Mama, My Wonderful Woman

by - June 27, 2013


My mom, she's not superwoman, catwoman, wonderwoman, or miyabi. She's perfect woman ever i know and i had. I believe in love at first sight, cause i love My Mom since I opened my eyes.

Mama. Wanita yang pertama hadir ketika cahaya matahari menyusup cela ventilasi kamar, entah itu sekedar siram air atau gedor-gedor pintu dengan teriakan favoritnya, "INI UDAH JAM BERAPA????!!!"
Dan simfoni pagi yang bagiku selalu cerah walaupun kadang cuaca mendung dan berpetir. Sarapan pagi buatan chef wanita paling berharga di rumah, senyuman manisnya, pertanyaan bagaimana rencana anaknya nanti, dan nasihat-nasihatnya yang akan berarti di hari tua bagi penerus generasinya. Tidak ada yang lebih manis dan hangat dari momen ini.

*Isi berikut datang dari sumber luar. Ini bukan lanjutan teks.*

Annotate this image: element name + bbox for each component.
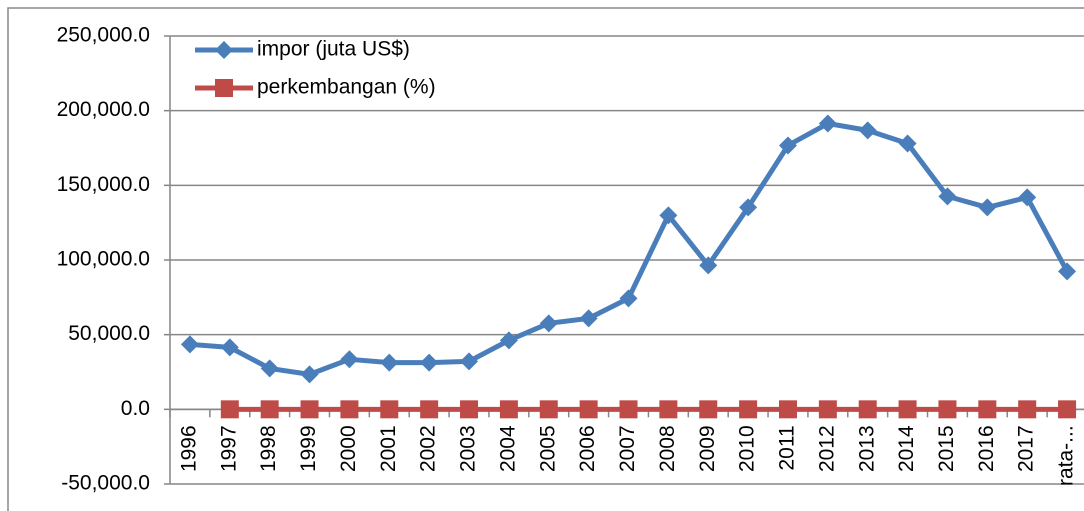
data-point xyxy=(898,400,917,419)
y-tick-label: -50,000.0 xyxy=(61,472,150,495)
legend-marker xyxy=(215,41,233,59)
x-tick-label: 2002 xyxy=(417,425,440,472)
data-point xyxy=(619,289,638,308)
x-tick-label: 2011 xyxy=(776,425,799,470)
data-point xyxy=(818,114,837,133)
legend-label: perkembangan (%) xyxy=(257,76,436,99)
data-point xyxy=(260,400,279,419)
data-point xyxy=(539,314,558,333)
y-tick-label: 50,000.0 xyxy=(68,322,150,345)
y-tick-label: 100,000.0 xyxy=(57,248,150,271)
data-point xyxy=(300,365,319,384)
data-point xyxy=(220,338,239,357)
x-tick-label: 2009 xyxy=(696,425,719,472)
data-point xyxy=(938,400,957,419)
data-point xyxy=(858,400,877,419)
data-point xyxy=(898,134,917,153)
data-point xyxy=(539,400,558,419)
data-point xyxy=(619,400,638,419)
x-tick-label: 2007 xyxy=(616,425,639,472)
y-tick-label: 0.0 xyxy=(121,397,150,420)
data-point xyxy=(220,400,239,419)
y-tick-label: 250,000.0 xyxy=(57,24,150,47)
data-point xyxy=(499,400,518,419)
data-point xyxy=(300,400,319,419)
x-tick-label: 2014 xyxy=(895,425,918,472)
x-tick-label: 2004 xyxy=(496,425,519,472)
x-tick-label: 2006 xyxy=(576,425,599,472)
data-point xyxy=(778,136,797,155)
data-point xyxy=(1018,188,1037,207)
x-tick-label: 2017 xyxy=(1015,425,1038,472)
x-tick-label: 1998 xyxy=(257,425,280,472)
data-point xyxy=(460,400,479,419)
data-point xyxy=(380,400,399,419)
data-point xyxy=(659,400,678,419)
x-tick-label: 2010 xyxy=(736,425,759,472)
x-tick-label: rata-... xyxy=(1055,425,1078,486)
x-tick-label: 1996 xyxy=(177,425,200,472)
data-point xyxy=(380,353,399,372)
data-point xyxy=(1058,262,1077,281)
data-point xyxy=(180,335,199,354)
data-point xyxy=(460,352,479,371)
x-tick-label: 2008 xyxy=(656,425,679,472)
data-point xyxy=(499,331,518,350)
data-point xyxy=(1058,400,1077,419)
data-point xyxy=(699,400,718,419)
data-point xyxy=(818,400,837,419)
data-point xyxy=(1018,400,1037,419)
data-point xyxy=(739,198,758,217)
x-tick-label: 2016 xyxy=(975,425,998,472)
x-tick-label: 1997 xyxy=(217,425,240,472)
x-tick-label: 2013 xyxy=(855,425,878,472)
x-tick-label: 2001 xyxy=(377,425,400,472)
data-point xyxy=(340,400,359,419)
y-tick-label: 150,000.0 xyxy=(57,173,150,196)
data-point xyxy=(420,400,439,419)
data-point xyxy=(978,400,997,419)
data-point xyxy=(739,400,758,419)
data-point xyxy=(699,256,718,275)
legend-marker xyxy=(215,79,233,97)
x-tick-label: 1999 xyxy=(297,425,320,472)
legend-label: impor (juta US$) xyxy=(257,38,410,61)
data-point xyxy=(340,350,359,369)
data-point xyxy=(938,187,957,206)
x-tick-label: 2003 xyxy=(457,425,480,472)
x-tick-label: 2015 xyxy=(935,425,958,472)
data-point xyxy=(778,400,797,419)
data-point xyxy=(260,359,279,378)
data-point xyxy=(659,206,678,225)
x-tick-label: 2000 xyxy=(337,425,360,472)
data-point xyxy=(579,400,598,419)
data-point xyxy=(858,121,877,140)
data-point xyxy=(420,353,439,372)
x-tick-label: 2012 xyxy=(815,425,838,472)
data-point xyxy=(978,198,997,217)
y-tick-label: 200,000.0 xyxy=(57,98,150,121)
data-point xyxy=(579,309,598,328)
x-tick-label: 2005 xyxy=(536,425,559,472)
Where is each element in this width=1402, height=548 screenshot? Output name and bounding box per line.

Walaupun celotehnya tiap hari yang bikin hidung panas (alasan kenapa anaknya pesek), beliau adalah orang pertama yang paling ngangenin saat jauh. Dan memang benar, gak ada restaurant termahal yang mampu menyaingi masakan mama. Meskipun kadang masakan beliau kebanyakan garem, kecapnya belepotan, terlalu manis, dan paling parah ya gosong.
Yang aku banggakan dari mama, beliau tidak pernah menuntut. Ingin jadi apa aku nanti, bagaimana cara hidupku, dan siapa jodohku nanti. Sebuah pertanyaan yang pernah terlontarkan untuk beliau, "Mama pengen aku jadi apa nanti? Polisi? Akunting? Atau menantunya presiden 2021?"

Dan beliau menjawab,"Mama cuma mau kamu sukses pakek jalanmu sendiri. Untuk sekarang, orang tua bisanya berdoa dan dukung kamu dari belakang. Selanjutnya, kamu sendiri yang nentuin."